In the past month, five American generals and three congressional delegations have made trips to Albania. On Thursday, US and Albanian military units began their seventh round of joint peacekeeping exercises this year. At that time Clinton pledged to equip Albania's peacekeeping unit.
Albania has also permitted American spy planes and crews to use its air bases to conduct missions over Bosnia. And it has identified some half-dozen air and naval facilities for US and NATO use.
Albania's emergence as a strategic ally to the West in its efforts to contain the war in Yugoslavia would have been unthinkable a few years ago.
First under the wing of Tito's Yugoslavia, later befriended by the Soviet Union, and finally a ward of Communist China, Albania is hardly a natural NATO ally.
But since Albania's Communist dictatorship crumbled in 1991 and Berisha was elected in 1992, Albania has looked to Europe and the United States for aid and protection.
Albania was the first country to push for the expansion of NATO and the first to apply for Partnership for Peace, the program NATO established to build cooperation with formerly communist Eastern Europe.
"I think that Euro-Atlantic cooperation and alliance is vital to peace and stability in Europe and larger than Europe," Berisha says. Bordered on the north and east by the former Yugoslavia, Albania has long worried that it would eventually be dragged into the ethnic fray that has torn apart its neighbor.

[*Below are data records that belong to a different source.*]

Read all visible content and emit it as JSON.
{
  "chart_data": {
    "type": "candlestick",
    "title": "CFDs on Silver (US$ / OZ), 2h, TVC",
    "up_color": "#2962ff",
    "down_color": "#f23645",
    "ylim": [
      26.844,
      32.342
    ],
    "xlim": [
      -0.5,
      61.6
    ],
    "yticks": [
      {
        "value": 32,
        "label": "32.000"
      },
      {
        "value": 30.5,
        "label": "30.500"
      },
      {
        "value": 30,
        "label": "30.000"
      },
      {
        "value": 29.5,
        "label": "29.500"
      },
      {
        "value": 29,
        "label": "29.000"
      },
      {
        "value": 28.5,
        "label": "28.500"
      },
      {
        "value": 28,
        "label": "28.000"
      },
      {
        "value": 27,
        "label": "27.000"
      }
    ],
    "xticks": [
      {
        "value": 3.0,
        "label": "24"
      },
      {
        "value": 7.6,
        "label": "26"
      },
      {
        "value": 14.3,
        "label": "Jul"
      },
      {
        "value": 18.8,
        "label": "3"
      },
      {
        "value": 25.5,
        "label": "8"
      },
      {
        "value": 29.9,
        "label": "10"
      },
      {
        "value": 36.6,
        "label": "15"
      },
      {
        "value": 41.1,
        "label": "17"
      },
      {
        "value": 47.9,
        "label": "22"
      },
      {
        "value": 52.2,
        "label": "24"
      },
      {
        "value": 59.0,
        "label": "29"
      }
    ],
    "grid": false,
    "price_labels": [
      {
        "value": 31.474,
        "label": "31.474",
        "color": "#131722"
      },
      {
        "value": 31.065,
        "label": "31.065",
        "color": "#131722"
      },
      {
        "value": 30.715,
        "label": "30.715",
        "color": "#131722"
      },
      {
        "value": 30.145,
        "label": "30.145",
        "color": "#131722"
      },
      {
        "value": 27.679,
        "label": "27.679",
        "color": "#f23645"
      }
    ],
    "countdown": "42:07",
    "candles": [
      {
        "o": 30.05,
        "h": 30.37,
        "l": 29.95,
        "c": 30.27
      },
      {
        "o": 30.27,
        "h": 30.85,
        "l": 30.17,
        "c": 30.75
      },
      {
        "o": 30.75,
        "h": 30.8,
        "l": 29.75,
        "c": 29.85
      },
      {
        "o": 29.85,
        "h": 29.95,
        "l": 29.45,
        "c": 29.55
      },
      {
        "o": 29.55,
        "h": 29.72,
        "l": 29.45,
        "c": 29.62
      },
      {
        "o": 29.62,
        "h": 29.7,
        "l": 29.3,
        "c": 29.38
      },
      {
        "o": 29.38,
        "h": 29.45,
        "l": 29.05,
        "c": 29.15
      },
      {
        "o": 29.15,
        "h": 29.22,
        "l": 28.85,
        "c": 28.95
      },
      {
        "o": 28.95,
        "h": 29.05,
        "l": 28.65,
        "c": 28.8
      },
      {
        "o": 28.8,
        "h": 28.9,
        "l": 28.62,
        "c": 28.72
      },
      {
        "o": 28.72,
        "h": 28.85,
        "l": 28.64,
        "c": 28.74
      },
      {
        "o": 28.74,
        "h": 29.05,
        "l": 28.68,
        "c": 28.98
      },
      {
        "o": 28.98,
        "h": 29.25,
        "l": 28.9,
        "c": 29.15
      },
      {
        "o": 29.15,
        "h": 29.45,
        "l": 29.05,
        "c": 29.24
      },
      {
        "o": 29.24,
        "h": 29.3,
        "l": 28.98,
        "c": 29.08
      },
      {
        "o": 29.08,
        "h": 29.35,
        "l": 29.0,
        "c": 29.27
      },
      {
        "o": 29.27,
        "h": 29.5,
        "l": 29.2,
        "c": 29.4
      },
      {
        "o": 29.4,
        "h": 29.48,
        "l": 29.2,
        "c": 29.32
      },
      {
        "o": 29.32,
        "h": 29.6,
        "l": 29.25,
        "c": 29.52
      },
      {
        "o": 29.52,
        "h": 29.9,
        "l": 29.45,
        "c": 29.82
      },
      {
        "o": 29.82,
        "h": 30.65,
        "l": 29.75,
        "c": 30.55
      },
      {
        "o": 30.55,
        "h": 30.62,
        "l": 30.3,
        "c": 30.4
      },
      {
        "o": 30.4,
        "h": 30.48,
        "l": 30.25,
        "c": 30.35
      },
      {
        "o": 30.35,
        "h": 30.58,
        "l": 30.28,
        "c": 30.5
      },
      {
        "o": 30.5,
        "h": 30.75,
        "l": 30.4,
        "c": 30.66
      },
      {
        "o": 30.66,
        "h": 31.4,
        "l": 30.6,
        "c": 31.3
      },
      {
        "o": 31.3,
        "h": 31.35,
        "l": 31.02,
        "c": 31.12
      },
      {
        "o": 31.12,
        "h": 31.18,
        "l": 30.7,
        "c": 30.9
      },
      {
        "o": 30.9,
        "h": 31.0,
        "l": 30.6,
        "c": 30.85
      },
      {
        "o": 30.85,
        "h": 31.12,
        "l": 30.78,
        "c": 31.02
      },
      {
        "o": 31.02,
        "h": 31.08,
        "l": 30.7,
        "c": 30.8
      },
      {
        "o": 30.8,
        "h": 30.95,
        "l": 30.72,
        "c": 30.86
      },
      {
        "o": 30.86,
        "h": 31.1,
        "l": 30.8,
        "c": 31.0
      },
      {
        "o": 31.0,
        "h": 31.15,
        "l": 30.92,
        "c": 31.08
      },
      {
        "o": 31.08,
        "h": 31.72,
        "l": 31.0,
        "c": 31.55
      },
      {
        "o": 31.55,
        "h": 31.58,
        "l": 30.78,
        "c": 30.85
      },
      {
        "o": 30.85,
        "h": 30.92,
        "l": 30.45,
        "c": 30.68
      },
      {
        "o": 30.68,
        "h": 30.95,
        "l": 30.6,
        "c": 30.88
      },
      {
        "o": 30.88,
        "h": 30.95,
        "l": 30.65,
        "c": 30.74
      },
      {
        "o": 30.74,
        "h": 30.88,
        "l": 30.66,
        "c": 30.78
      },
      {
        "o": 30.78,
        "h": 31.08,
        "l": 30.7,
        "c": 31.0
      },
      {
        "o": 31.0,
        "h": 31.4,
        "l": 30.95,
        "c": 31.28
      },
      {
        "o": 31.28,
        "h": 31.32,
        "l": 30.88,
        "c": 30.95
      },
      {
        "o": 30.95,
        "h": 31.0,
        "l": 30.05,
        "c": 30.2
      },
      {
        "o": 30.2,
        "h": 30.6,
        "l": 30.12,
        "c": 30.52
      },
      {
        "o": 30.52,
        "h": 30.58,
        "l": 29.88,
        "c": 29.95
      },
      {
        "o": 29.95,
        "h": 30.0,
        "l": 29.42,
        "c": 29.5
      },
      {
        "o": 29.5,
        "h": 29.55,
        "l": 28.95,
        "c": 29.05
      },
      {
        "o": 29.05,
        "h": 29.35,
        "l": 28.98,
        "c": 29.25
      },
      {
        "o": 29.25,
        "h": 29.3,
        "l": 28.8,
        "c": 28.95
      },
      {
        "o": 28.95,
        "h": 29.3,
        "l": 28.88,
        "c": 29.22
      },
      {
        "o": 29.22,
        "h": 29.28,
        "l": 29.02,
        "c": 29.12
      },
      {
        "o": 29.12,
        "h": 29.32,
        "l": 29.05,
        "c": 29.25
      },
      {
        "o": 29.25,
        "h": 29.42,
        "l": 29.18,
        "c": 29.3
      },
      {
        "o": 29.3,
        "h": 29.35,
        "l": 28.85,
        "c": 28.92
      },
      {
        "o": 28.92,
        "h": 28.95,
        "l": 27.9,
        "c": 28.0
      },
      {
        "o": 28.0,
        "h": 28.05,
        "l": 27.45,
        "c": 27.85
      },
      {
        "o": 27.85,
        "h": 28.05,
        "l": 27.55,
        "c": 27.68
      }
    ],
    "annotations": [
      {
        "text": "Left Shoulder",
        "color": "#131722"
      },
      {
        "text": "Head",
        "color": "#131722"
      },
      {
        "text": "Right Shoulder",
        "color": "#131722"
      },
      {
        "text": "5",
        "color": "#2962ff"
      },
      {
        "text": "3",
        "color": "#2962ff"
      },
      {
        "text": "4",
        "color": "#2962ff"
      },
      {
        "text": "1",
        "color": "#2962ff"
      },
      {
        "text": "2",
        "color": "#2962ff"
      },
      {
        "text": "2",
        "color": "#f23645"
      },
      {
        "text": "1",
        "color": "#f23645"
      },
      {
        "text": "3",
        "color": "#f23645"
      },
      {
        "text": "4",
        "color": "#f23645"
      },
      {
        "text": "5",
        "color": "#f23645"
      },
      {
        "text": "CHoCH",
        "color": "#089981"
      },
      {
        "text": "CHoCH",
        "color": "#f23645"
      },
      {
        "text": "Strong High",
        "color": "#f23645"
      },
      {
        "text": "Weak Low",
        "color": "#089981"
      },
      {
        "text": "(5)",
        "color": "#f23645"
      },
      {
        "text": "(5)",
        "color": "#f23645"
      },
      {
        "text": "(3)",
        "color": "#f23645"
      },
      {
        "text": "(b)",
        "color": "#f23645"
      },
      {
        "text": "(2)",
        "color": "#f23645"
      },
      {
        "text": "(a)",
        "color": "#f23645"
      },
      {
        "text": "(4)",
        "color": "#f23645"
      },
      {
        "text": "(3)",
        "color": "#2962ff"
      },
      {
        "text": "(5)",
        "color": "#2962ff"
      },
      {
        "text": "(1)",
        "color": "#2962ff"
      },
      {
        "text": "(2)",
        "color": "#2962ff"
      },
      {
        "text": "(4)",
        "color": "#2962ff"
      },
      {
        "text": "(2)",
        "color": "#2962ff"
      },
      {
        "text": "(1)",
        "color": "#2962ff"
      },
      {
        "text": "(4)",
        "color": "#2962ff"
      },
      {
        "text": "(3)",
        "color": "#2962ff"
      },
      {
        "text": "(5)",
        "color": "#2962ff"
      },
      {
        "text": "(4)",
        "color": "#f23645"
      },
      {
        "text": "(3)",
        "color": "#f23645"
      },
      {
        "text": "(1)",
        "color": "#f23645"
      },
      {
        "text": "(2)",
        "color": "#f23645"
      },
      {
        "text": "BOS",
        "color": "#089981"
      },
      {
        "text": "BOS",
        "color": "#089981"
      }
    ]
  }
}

Complicating the scenario, ethnic Albanians live throughout the Former Yugoslav Republic of Macedonia and in Kosovo, a province of Serbia. In Kosovo, 90 percent of the population is ethnic Albanian. Since the start of the war in Yugoslavia, there has been extensive documentation of Serb persecution of ethnic Albanians there. So, in addition to seeing an alliance with the US as a way to keep safe from invasion, Albania's leaders hope to prod the US to end human rights abuses against ethnic Albanians in Kosovo. "I am insisting that Kosovo be treated as one of the major problems of the former Yugoslavia; that the lifting of the embargo against Serbia be linked to a solution in Kosovo," Berisha says.
It was further evidence of a maturing of US-Albanian relations when Clinton promised to keep a close watch of Serb abuses in Kosovo.
An agreement forged at the United Nations Wednesday between Macedonia and Greece also spoke well for further stability in the region. After four years of disputes, Greece agreed to end the economic blockade on Macedonia. Macedonia affirmed that it has no claims on Greek territory.
Berisha lauded the "truce." "Any gesture in the Balkans which contributes to a decrease of tension goes out to all who are striving for integration there," he says. Under Berisha's presidency, Albania has had its own diplomatic wars with Greece. A large ethnic-Greek minority lives in Albania and has been critical of the Albanian government for not providing equal justice and education for them.